One study carried out in the U.S. revealed that depression is twice as likely in people who don’t use their hearing aid. Depression can lead to a lack of self-care, which can lead to health issues.

Risks of falling and dementia are, as outlined by numerous studies, also reduced by using your hearing aids. As a person starts to lose their hearing, the corresponding part of the brain begins to decline from lack of use. With time, this can spread through the brain. The disorientation related to falls and symptoms of dementia are commonly the outcome.

Falls are one of the leading causes of death among people over 65, and the consequent hospitalizations last two times as long.

Hearing aids reduce visits to the ER for these reasons amongst others.

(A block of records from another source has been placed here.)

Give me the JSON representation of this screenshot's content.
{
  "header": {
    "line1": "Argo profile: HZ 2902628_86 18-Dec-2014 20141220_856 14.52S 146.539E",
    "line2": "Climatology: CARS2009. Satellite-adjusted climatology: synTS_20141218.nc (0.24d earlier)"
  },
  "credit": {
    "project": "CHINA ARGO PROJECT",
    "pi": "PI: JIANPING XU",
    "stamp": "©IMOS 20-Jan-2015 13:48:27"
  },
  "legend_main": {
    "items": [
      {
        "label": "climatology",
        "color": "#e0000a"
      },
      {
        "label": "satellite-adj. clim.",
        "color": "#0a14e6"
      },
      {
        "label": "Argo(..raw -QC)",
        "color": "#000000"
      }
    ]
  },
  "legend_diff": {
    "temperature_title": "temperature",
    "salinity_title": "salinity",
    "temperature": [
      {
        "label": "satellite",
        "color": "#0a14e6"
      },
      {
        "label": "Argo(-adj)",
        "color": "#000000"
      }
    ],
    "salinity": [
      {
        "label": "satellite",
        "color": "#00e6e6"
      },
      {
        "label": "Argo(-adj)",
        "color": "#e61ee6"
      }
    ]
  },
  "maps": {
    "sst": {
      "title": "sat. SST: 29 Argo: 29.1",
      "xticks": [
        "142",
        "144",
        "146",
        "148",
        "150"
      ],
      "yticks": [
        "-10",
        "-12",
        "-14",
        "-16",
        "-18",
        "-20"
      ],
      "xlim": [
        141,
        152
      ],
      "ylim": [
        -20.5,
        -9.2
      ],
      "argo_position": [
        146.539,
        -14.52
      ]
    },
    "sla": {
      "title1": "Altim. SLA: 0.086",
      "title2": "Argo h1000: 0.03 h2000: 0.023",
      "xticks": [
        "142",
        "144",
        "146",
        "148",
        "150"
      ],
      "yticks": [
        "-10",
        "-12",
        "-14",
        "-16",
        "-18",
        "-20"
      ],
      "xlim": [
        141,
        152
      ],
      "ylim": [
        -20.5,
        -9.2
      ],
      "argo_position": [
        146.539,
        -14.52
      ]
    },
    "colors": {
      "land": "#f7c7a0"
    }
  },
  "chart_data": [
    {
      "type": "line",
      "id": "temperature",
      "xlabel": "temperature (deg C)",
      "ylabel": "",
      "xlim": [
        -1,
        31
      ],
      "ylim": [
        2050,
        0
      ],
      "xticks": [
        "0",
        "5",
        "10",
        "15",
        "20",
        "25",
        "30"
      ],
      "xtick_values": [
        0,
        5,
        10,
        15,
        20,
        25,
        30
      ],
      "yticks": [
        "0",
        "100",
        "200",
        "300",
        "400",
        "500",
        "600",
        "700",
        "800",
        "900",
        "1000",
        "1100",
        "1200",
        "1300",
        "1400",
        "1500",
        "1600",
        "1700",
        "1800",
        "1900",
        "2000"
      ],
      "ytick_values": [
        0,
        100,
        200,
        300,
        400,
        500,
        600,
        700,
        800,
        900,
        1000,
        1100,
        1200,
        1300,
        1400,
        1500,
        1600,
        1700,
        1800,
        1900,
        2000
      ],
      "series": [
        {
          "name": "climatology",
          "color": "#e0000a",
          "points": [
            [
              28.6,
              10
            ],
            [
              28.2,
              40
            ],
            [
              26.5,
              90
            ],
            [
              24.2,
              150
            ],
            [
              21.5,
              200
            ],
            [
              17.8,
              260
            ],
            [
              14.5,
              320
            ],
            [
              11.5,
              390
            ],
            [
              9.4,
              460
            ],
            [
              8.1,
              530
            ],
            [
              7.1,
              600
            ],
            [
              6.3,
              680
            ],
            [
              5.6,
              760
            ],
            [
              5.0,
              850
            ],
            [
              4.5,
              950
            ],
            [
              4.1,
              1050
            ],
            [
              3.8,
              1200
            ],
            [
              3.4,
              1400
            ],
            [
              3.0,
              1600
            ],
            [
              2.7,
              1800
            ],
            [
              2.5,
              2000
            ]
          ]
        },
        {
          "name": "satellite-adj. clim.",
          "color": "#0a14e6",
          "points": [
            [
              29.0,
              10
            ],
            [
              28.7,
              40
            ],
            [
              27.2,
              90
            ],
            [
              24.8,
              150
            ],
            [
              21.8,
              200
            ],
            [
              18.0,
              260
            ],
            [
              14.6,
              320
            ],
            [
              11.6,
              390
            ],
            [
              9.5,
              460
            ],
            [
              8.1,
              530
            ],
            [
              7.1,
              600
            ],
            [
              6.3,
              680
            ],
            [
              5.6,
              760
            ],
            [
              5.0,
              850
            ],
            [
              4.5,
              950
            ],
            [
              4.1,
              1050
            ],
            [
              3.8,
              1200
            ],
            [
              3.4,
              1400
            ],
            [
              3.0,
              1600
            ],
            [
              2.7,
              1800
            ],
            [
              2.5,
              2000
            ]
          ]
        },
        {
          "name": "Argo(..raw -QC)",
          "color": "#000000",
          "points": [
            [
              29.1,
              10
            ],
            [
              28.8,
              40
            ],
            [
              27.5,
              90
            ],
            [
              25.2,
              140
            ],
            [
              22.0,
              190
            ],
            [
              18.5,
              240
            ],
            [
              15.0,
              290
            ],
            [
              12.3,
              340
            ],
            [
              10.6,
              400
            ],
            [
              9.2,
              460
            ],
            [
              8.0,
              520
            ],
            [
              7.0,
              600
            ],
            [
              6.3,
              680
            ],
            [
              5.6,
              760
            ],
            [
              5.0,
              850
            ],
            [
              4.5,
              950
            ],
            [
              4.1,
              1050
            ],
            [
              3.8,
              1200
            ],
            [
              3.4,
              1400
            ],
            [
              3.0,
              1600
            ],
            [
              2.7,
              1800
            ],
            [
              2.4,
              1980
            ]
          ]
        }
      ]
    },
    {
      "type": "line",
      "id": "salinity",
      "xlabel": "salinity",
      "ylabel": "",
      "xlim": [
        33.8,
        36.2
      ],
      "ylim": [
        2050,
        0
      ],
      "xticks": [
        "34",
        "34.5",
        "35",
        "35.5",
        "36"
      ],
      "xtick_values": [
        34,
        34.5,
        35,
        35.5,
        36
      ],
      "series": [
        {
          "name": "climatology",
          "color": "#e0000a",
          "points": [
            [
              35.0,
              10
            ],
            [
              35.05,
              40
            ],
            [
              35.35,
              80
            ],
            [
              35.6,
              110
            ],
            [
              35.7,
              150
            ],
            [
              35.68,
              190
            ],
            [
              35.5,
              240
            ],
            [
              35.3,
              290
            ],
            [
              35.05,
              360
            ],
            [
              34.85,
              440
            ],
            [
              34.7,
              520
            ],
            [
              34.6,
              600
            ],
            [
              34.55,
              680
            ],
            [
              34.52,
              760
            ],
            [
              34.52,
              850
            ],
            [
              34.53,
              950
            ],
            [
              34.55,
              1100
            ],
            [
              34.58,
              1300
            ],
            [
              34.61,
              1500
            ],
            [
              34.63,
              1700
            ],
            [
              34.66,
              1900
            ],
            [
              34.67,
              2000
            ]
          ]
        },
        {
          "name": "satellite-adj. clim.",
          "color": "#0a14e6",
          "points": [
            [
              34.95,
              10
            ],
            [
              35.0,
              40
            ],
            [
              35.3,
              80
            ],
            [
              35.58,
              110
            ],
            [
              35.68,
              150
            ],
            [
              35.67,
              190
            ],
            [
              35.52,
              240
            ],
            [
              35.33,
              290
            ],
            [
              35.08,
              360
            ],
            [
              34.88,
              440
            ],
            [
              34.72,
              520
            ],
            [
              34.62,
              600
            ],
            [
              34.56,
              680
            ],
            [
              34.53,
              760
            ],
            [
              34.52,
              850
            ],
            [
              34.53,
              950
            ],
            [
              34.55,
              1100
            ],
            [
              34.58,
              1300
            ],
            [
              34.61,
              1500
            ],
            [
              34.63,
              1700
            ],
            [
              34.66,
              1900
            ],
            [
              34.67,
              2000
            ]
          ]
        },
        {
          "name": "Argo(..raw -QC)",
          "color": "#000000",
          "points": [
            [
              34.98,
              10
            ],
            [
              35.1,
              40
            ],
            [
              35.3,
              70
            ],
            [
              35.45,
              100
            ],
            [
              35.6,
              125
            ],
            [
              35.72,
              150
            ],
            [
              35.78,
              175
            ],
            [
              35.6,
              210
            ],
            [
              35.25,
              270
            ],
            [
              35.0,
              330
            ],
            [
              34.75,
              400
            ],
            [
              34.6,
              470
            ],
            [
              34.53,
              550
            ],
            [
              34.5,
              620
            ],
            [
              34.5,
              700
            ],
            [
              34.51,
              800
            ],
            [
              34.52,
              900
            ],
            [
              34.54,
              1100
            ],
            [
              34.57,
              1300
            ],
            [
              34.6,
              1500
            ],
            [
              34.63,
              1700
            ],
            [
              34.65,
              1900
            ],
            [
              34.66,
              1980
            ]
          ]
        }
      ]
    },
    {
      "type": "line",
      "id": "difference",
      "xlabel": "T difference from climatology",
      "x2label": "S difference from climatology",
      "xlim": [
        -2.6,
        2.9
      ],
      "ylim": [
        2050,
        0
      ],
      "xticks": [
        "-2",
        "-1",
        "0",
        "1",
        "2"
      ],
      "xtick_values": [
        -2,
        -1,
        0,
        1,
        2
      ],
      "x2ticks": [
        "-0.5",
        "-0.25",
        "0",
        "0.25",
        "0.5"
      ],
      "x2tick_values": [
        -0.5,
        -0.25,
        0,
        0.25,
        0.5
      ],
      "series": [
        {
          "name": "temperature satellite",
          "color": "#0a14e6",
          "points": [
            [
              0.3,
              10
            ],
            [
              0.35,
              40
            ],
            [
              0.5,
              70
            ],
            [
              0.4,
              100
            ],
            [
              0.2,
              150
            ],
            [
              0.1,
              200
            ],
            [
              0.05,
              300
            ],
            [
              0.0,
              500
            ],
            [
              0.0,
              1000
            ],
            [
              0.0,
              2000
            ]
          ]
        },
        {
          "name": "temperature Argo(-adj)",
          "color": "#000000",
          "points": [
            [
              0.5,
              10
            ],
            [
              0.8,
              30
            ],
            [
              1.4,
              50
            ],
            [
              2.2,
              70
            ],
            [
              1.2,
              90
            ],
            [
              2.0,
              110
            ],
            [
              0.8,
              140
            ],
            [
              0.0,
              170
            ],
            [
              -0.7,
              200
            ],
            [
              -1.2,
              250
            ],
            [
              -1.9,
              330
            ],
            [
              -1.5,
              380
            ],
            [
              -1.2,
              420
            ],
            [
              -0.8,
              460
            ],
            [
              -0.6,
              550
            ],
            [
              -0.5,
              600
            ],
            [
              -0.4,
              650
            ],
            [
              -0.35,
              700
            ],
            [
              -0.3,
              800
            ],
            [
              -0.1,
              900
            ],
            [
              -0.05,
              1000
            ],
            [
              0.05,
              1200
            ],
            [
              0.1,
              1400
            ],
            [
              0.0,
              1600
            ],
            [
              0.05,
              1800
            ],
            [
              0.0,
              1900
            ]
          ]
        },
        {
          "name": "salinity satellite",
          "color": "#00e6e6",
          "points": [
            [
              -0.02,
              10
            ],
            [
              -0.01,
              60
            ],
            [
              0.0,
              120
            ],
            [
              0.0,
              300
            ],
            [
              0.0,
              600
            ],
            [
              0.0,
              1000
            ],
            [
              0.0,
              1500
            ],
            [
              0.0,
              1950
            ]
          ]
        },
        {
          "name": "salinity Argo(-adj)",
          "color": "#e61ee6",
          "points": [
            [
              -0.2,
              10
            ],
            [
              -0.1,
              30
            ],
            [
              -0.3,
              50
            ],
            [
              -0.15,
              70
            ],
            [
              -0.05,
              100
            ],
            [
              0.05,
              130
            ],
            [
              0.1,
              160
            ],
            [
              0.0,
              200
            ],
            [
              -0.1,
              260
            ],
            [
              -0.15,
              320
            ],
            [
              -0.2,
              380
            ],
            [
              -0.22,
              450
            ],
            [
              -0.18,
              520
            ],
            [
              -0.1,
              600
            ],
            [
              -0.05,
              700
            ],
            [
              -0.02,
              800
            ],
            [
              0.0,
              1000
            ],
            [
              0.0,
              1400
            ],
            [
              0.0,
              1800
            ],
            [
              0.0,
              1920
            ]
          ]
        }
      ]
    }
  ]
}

So Why is Wearing Hearing Aids Something That so Many People Avoid?

There’s truly no good reason.

Fear of appearing old is one leading reason why some people don’t use their hearing aids. This perception remains despite the fact that nearly 25% of individuals over 65 have substantial hearing loss, and 50% of those 75 and older have it. Hearing loss isn’t unusual. It happens to lots of people. And thanks to the increase in noise pollution and earbud usage, hearing loss is on the rise with people in their twenties.

Ironically, constantly asking people to repeat what they said often makes a person look much older than they are.

Some individuals cite the price of hearing aids. However, hearing aids have become more affordable in just the last few years, and there are financing options available.

Some people don’t like the way hearing aids sound. In this case, your hearing specialist can help you understand what settings work best in different situations. Hearing aids don’t always fit and sound perfect on the first fitting and sometimes require a number of tries.

If something is stopping you from wearing your hearing aid, it’s time to make an appointment with your hearing specialist.